Quick sanity check, do you use nvidia akmod drivers and is nvidia kernel module actually built and available? This might have not be related to dracut at all.
nvidia kernel module missing, falling back to noveau
This seem on surface “I have problem A, but trying to solve unrelated B”.
Kernel updates have done this to me on fedora few times, I think it was missing matching kernel-devel-X.Y.Z package that led to silently failing akmod build for newer kernel.
There were also issues with akmod build for certain vdrvier version an kernel versions. Check that also.
Next boot from old working no newer one led to exact the same scenario.

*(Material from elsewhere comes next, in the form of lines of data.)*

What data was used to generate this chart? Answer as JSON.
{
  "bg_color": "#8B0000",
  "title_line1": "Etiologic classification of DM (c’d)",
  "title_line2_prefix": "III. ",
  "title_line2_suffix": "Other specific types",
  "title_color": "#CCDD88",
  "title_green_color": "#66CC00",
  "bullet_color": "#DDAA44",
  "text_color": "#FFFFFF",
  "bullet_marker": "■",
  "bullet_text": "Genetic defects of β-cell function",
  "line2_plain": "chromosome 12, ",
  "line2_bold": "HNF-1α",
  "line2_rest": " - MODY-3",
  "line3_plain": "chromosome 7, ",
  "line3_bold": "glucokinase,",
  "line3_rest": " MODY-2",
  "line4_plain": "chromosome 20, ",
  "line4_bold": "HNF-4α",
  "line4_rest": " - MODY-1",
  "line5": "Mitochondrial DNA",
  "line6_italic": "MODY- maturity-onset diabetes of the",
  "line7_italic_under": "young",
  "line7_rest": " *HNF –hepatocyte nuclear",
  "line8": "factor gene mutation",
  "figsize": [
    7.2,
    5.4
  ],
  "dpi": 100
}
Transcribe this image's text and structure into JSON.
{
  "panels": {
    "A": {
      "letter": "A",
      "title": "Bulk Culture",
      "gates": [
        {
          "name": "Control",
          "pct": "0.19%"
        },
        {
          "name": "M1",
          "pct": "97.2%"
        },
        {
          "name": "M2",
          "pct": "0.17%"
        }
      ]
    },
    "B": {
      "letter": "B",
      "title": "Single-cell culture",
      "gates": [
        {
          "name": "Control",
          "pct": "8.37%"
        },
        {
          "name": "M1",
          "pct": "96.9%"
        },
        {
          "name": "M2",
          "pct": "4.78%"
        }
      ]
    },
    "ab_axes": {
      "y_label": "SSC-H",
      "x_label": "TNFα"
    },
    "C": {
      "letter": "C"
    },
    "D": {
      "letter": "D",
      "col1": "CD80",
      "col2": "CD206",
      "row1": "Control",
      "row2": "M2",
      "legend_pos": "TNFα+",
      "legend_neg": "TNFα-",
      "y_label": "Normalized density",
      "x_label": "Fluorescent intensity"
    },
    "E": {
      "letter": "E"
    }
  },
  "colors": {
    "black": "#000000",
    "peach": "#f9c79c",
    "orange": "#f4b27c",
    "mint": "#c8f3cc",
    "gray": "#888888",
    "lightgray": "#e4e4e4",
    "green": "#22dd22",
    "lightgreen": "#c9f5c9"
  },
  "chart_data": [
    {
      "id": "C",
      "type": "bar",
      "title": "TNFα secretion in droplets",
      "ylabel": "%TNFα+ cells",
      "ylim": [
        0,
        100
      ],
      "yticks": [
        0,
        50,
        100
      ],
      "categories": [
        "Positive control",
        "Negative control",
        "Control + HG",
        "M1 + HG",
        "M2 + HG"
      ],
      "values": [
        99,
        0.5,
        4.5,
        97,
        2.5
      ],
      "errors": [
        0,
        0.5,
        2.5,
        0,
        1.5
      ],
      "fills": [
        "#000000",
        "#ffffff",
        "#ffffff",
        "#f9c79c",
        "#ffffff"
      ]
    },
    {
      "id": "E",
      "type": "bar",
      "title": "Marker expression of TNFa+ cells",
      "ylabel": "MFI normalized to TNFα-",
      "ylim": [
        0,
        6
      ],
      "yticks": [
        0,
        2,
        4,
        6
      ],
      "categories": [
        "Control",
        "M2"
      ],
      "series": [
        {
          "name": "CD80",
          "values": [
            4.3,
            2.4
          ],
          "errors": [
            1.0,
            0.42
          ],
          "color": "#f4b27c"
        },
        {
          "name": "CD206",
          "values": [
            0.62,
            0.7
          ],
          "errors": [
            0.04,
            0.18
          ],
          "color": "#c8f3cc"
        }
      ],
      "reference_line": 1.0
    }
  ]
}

However I dont use iommu and similar, so if it actually is related, I have no other input.
TLDR:
if it says module missing, check that first. It can happen
check if older kernels have the same issue with missing module
do distro sync and force install all kernel packages
re-enable nouveau for debugging or use integrated gpu if able
Absolutely, first thing I did when I installed is updated everything including the kernel, boot into the fresh kernel, install the proprietary nvidia drivers and let it finish building, I verify that it’s finished building with modinfo -F version nvidia and see that I get an output.
Then I restart and install a game that is gpu accelerated and successfully play it using my Nvidia gpu. Then I update my grub configuration for vfio and restart, still no issues.
But as soon as I rebuild the initramfs that dreaded error comes straight back and trying to use my gpu on my host machine is impossible as drivers seem to be broken, then I uninstall the dracut config, update the initramfs and the error magically goes away and I’m back to gaming on my dgpu.
I believe it’s correlated, I have no clue what to do from here
Whoops, sorry, I somehow totally missed this kinda important part of your post
Note that vfio works completely fine, HOWEVER when I try to remove the vfio drivers and add my nvidia drivers back in for gaming on the host, it works as in I get no errors with my commands however I cannot use the gpu for any gpu accelerated tasks whatsoever.
| will let someone less bad at reading answer the rest.
Maybe its as simple as dracut not packaging the nvidia driver with your custom config. Did you try adding “nvidia” to the line of vfio* modules?
You didn’t explain what you try to accomplish with the new dracut configuration (I can make an educated guess, but it would be better if you explained it). It’s possible that your config change causes dracut/fedora to use the vfio driver with the NVidia GPU, leaving you with no graphics output at boot. It this is what you want, do you have a second GPU that can output? How do you ensure that vfio is leaving one GPU alone and that this is the correct (i)GPU?